Les conséquences sanitaires des politiques d'austérité
Hausse du taux de suicide, multiplication des nouvelles infections par le HIV, retour de la malaria… Dans un article publié fin mars 2013 dans The Lancet, des experts issus des principaux observatoires de la santé européens dressent un premier bilan, très sombre, de l'impact des politiques d'austérité sur la santé des citoyens de différents états européens.
Le constat dressé par huit experts internationaux dans la revue The Lancet est sans appel : les plans d'austérité mis en œuvre en Grèce et au Portugal, en touchant en profondeur aux systèmes de santé de ces pays, ont rapidement touché de façon visible leurs populations.
Selon les auteurs de l'article, si le contexte de la crise laissait "anticiper une augmentation des taux de suicide", d'autres phénomènes sanitaires inattendus sont apparus… et semblent la conséquence directe des stratégies économiques de chaque nation. "Les contre-mesures destinées à lutter contre la crise ont provoqué d'importants effets sur la santé publique." Car, en dépit des principes édictés en 2008 par les ministres européens lors de la conférence de Tallin, selon lesquels "investir dans la santé, c'est investir […] dans la prospérité", certains états se sont résignés à réaliser des économies aux dépens de leurs systèmes de santé.
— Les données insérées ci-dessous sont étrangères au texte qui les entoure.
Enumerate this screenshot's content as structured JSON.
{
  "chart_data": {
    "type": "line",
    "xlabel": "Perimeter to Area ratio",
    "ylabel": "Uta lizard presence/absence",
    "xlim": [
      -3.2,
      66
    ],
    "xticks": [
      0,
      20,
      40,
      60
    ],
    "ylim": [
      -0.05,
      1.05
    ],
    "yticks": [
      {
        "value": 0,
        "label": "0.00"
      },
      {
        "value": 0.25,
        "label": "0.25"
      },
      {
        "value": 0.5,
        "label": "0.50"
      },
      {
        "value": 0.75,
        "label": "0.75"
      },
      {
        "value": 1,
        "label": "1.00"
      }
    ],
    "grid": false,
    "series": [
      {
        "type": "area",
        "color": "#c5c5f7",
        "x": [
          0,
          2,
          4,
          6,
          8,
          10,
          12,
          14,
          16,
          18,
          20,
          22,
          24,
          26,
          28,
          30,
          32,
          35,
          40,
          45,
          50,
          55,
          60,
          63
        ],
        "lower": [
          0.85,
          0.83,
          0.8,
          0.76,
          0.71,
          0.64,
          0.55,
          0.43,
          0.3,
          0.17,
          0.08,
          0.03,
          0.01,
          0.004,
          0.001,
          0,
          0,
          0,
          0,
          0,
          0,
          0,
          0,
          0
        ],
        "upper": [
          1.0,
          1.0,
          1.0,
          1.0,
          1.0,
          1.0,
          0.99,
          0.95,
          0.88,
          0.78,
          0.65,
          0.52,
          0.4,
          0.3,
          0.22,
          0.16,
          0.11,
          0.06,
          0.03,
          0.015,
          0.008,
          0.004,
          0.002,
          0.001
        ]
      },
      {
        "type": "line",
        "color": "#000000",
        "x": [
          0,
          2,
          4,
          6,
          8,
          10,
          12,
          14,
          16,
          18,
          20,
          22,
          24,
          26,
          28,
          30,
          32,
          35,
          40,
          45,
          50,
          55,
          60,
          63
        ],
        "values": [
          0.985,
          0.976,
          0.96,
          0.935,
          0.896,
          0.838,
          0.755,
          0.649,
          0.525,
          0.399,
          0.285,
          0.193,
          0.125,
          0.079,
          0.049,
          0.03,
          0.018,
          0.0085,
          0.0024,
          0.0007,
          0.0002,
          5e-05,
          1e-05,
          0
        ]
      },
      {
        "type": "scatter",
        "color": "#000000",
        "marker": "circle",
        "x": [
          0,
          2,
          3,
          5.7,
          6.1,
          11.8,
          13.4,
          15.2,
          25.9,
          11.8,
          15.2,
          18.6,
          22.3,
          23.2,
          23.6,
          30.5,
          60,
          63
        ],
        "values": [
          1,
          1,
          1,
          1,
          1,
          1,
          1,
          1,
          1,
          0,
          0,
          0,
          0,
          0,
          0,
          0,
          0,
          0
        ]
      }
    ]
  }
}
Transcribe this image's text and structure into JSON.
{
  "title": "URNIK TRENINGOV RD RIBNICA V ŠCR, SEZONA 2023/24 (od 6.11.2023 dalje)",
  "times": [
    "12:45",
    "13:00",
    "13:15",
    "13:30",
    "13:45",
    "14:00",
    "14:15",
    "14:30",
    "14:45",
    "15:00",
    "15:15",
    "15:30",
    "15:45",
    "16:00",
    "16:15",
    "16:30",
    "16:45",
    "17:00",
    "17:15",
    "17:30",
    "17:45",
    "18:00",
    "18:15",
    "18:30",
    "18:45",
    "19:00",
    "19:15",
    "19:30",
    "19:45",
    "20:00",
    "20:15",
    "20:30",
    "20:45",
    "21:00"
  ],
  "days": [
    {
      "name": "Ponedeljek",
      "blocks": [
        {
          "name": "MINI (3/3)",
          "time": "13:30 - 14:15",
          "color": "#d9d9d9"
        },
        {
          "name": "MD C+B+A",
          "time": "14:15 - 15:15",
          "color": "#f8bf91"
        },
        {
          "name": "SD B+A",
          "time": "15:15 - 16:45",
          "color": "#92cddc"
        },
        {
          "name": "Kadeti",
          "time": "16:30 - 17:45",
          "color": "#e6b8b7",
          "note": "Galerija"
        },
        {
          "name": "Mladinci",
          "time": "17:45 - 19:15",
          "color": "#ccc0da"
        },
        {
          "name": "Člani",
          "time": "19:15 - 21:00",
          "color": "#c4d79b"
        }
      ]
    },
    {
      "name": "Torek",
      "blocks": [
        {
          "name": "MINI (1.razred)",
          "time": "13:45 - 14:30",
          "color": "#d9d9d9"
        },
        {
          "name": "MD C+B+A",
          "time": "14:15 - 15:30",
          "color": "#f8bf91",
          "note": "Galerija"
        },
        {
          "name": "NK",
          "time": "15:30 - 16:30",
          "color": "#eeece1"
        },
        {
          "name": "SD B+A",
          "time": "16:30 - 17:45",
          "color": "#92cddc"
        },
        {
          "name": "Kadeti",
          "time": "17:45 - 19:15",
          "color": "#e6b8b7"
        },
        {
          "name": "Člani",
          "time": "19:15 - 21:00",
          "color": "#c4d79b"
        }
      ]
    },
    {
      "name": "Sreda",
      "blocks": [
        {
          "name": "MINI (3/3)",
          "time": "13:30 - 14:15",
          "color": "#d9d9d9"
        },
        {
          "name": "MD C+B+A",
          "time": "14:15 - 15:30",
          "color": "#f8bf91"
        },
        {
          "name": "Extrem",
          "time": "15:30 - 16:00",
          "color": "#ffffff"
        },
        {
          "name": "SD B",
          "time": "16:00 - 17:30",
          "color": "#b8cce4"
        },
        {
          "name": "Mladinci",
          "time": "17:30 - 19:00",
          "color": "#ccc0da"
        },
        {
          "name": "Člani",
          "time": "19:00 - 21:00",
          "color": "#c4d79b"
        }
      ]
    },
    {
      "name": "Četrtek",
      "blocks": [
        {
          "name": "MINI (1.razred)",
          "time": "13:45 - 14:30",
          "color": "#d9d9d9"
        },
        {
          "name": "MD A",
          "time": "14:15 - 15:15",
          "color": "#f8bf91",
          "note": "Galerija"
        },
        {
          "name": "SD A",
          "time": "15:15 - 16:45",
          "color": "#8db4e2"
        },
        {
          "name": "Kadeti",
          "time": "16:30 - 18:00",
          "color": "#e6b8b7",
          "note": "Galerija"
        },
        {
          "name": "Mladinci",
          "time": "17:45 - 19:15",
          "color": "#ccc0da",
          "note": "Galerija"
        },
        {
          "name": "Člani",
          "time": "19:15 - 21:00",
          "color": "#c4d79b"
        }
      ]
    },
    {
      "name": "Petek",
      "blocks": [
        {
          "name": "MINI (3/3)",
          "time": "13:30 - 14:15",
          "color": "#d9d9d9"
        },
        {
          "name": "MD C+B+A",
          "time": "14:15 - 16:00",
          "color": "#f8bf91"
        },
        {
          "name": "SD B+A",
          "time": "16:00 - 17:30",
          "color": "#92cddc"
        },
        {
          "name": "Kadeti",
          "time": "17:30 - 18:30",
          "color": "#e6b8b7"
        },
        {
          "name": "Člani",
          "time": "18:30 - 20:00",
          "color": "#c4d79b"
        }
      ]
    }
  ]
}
La Grèce comme cas d'école
De fait, la Commission européenne, le FMI et la Banque centrale européenne "[ont exigé de la Grèce] que les dépenses publiques de santé ne dépassent pas 6% du PIB" (ce, notent les auteurs, en dépit du fait que la santé soit considérée comme une question de gouvernance interne, […] créant un précédent dans l'Union européenne d'une prise de contrôle des systèmes nationaux de santé d'un pays"). Les économies ont essentiellement porté sur l'approvisionnement en médicaments et sur l'emploi des personnels de santé (réduction de 50% du personnel administratif de la sécurité sociale ou diminution de 25% du salaire des médecins). En 2011, le nombre de lits dans les hôpitaux publics est passé de 35.000 à 33.000. Parallèlement, la franchise hospitalière est passée de 3 à 5 euros par consultation.
En conséquence, "la proportion de personnes nécessitant des soins, mais ne pouvant y avoir accès, a très significativement augmenté" depuis l'instauration de la politique d'austérité. La distance aux sites médicaux et les temps d'attente sur place incitent les personnes malades à retarder le moment de leur prise en charge. Une situation générale qui, selon le coordinateur de l'étude, a très certainement favorisé la réapparition du paludisme et le développement de cas de dengue sur le territoire grec.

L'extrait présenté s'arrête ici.